The EU media and politicians — and particularly those of the eurozone states within the EU, but not exclusively — look at the Syrian issue separately from, for example, the question of Greek and Cypriot economic difficulties. Indeed, the eurozone policy officials, particularly led by German Chancellor Angela Merkel, seemed to think that the question of addressing Cyprus’ currently challenged banking sector as though it were merely a question of finances and accounting, instead of the strategic issue that it is; one in which the credibility of the European Union itself is now coming into question.

Certainly, the Eastern Mediterranean also continued to dominate U.S. strategic imagery during late March 2013, given the visit to the region by U.S. President Barack Obama.

The Obama White House’s “search for successes” led it to create a bargaining situation with Israel, whereby Israeli Prime Minister Benjamin Netanyahu would have little option but to “apologize” to Turkey for the Israeli Defense Force (IDF) actions in repelling the Turkish Government-sanctioned blockade-busting Mavi Marmara vessel when it attempted to go from Turkey into Gaza on May 31, 2010. This “apology” occurred, in a highly orchestrated manner, on March 22, from Tel Aviv Airport, in an improvised facility, just before President Barack Obama was due to leave for Jordan.

Clearly the call had been pre-arranged by the White House with Turkish Prime Minister Reçep Tayyip Erdogan — probably during the March 1, visit by incoming U.S. Secretary of State John Kerry to Ankara — but had not been set up in advance with the Israeli Prime Minister.
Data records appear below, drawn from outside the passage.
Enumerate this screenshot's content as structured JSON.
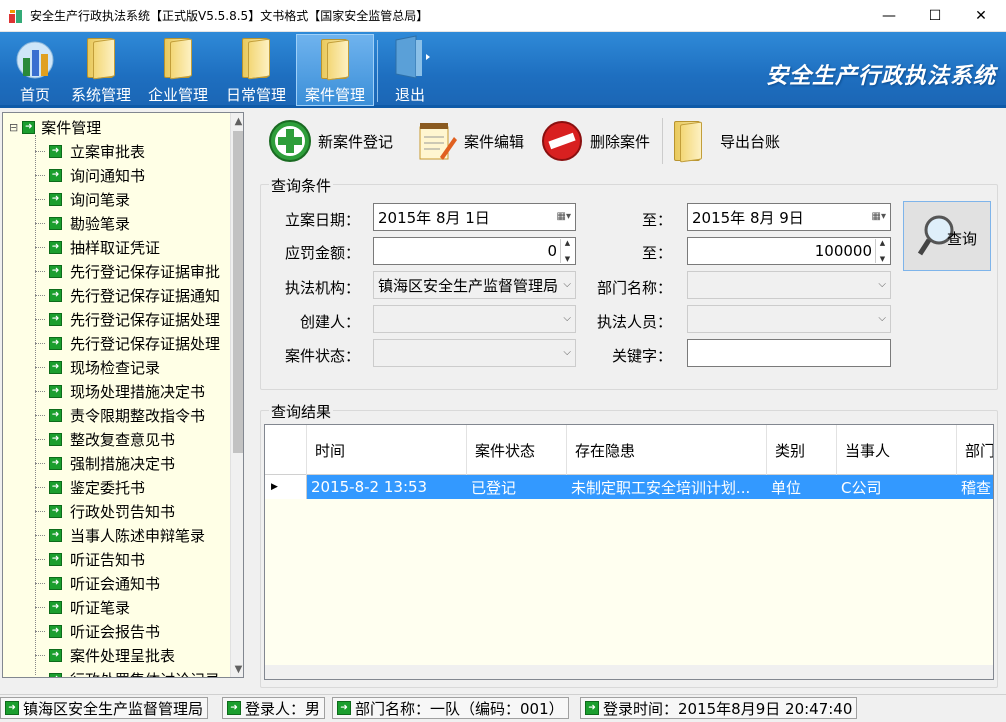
{
  "window": {
    "title": "安全生产行政执法系统【正式版V5.5.8.5】文书格式【国家安全监管总局】",
    "minimize": "—",
    "maximize": "☐",
    "close": "✕"
  },
  "ribbon": {
    "items": [
      {
        "label": "首页",
        "icon": "chart-icon"
      },
      {
        "label": "系统管理",
        "icon": "folder-icon"
      },
      {
        "label": "企业管理",
        "icon": "folder-icon"
      },
      {
        "label": "日常管理",
        "icon": "folder-icon"
      },
      {
        "label": "案件管理",
        "icon": "folder-icon",
        "active": true
      },
      {
        "label": "退出",
        "icon": "exit-door-icon"
      }
    ],
    "app_title": "安全生产行政执法系统"
  },
  "tree": {
    "root": "案件管理",
    "toggle": "⊟",
    "items": [
      "立案审批表",
      "询问通知书",
      "询问笔录",
      "勘验笔录",
      "抽样取证凭证",
      "先行登记保存证据审批",
      "先行登记保存证据通知",
      "先行登记保存证据处理",
      "先行登记保存证据处理",
      "现场检查记录",
      "现场处理措施决定书",
      "责令限期整改指令书",
      "整改复查意见书",
      "强制措施决定书",
      "鉴定委托书",
      "行政处罚告知书",
      "当事人陈述申辩笔录",
      "听证告知书",
      "听证会通知书",
      "听证笔录",
      "听证会报告书",
      "案件处理呈批表",
      "行政处罚集体讨论记录"
    ]
  },
  "toolbar": {
    "new_case": "新案件登记",
    "edit_case": "案件编辑",
    "delete_case": "删除案件",
    "export": "导出台账"
  },
  "query": {
    "group_title": "查询条件",
    "date_label": "立案日期：",
    "date_from": "2015年  8月  1日",
    "to_label": "至：",
    "date_to": "2015年  8月  9日",
    "fine_label": "应罚金额：",
    "fine_from": "0",
    "fine_to": "100000",
    "agency_label": "执法机构：",
    "agency_value": "镇海区安全生产监督管理局",
    "dept_label": "部门名称：",
    "dept_value": "",
    "creator_label": "创建人：",
    "creator_value": "",
    "officer_label": "执法人员：",
    "officer_value": "",
    "status_label": "案件状态：",
    "status_value": "",
    "keyword_label": "关键字：",
    "keyword_value": "",
    "search_button": "查询"
  },
  "results": {
    "group_title": "查询结果",
    "columns": [
      "时间",
      "案件状态",
      "存在隐患",
      "类别",
      "当事人",
      "部门"
    ],
    "rows": [
      [
        "2015-8-2 13:53",
        "已登记",
        "未制定职工安全培训计划...",
        "单位",
        "C公司",
        "稽查"
      ]
    ]
  },
  "statusbar": {
    "agency": "镇海区安全生产监督管理局",
    "user": "登录人：男",
    "dept": "部门名称：一队（编码：001）",
    "login_time": "登录时间：2015年8月9日 20:47:40"
  }
}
Hence, the need for the last-minute improvisation in Tel Aviv to get the call organized as a publicity event (for Mr Obama) at the airport.
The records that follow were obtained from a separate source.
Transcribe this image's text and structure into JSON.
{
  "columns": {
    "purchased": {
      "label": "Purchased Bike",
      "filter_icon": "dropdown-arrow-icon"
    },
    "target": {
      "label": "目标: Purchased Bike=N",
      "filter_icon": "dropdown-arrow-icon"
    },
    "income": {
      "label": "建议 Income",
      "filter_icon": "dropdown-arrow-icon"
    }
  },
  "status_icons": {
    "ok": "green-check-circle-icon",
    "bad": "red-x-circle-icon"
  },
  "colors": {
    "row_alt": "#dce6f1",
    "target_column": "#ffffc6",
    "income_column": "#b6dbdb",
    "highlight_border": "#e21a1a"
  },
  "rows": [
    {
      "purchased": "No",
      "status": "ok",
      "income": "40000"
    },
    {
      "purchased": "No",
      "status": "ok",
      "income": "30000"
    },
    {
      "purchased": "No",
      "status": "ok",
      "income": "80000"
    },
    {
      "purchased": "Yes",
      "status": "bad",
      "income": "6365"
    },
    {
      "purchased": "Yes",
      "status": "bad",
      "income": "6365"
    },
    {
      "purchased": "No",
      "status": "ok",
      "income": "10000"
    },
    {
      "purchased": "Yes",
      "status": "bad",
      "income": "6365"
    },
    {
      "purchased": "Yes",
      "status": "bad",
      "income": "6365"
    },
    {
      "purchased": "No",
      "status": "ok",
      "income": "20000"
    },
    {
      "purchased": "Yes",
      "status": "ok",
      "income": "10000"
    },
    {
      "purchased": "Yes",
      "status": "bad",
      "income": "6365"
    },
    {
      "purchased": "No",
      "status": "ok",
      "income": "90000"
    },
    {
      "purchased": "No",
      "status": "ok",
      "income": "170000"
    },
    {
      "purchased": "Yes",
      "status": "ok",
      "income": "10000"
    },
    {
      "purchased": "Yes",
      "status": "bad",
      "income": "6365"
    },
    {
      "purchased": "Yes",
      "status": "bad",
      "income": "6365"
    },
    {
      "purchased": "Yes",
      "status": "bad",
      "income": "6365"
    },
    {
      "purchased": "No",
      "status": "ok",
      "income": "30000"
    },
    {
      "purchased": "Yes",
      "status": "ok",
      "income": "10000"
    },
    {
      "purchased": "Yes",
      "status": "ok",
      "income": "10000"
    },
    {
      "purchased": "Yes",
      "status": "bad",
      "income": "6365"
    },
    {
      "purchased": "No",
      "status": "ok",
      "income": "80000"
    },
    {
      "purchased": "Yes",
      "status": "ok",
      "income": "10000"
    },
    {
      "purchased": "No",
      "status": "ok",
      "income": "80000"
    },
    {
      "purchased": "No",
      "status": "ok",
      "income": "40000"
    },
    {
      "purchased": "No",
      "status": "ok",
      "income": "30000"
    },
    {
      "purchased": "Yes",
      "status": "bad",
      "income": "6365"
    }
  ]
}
The apology by Netanyahu backfired after what seemed to be a telephone conversation in which the gesture was made by Netanyahu and accepted by Erdogan. Within a day, the Turkish Prime Minister said the apology was insufficient, and that it merely demonstrated that Turkey was a power which could demand, and get, whatever it wished.
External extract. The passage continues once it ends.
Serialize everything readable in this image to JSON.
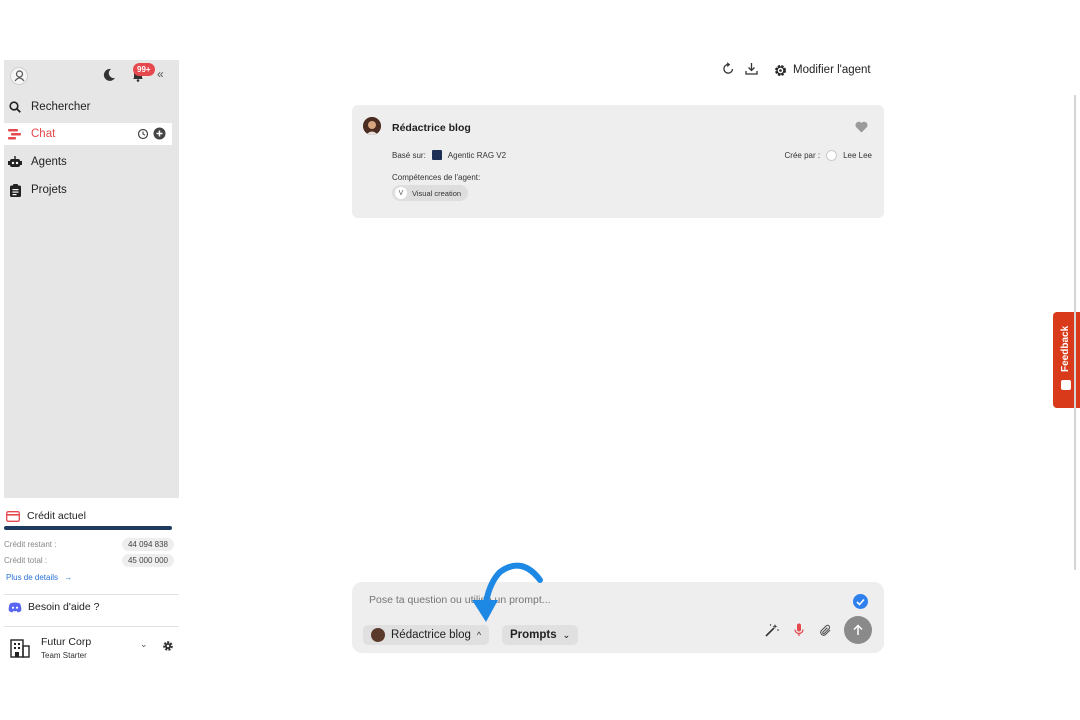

Meanwhile, both the UK and U.S. have now abandoned any pretence of “non-involvement” in the Syrian “civil war”, and both governments in March 2013 made it clear that they would now step up the provision of weapons, training, and other services to the Syrian anti-Government forces. This absolutely and emphatically works in favor of Turkey (and its Sunni allies in this conflict) and against the interests of Israel, Cyprus, and, of course, Iran. There is a supposition in Washington (and London) that because the support for the anti-Assad forces in Syria is implicitly against Iranian interests it must therefore be in Israel’s and the West’s interests. However, “the enemy of my enemy is not always my friend”.

Israel, in fact, has more to fear from Sunni domination of Syria than it does from Iranian, or Shi’a, domination of the region. Indeed, the toppling of Assad could lead to the breakup of Syria, the destruction of the minority (Christian, Druze, Kurdish, Jewish, and other) communities in the country, and would almost certainly incite Iran to support Kurdish and Shi’a groups in a major insurrection inside Turkey, possibly leading to a civil war in Turkey.

Would the West support a “popular uprising” against the Turkish Government as Washington and London claim to be doing in supporting a “popular uprising” in Syria? Hardly likely.

What is clear from all of this is that Iran is not, and will not, merely accept the view that the West should break up Syria. It is, even in the face of punitive economic embargoes against the country, flexing its muscles through the DPRK. Europe’s, and the United States’, option has been to reinforce support for Turkey, on the basis of Cold War realities — indeed, on the basis of anti-Russian realities going back to the Crimean War of 1853-56 — rather than to look at the transformed geopolitical framework which makes Iran more important than (or at least as important as) Turkey.

The problem, for the West, is that it cannot understand the operating logic of the present Government of Iran (or, for that matter, of North Korea), and so it undertakes moves which not only fail to resolve differences, but actually exacerbate paranoia on both sides.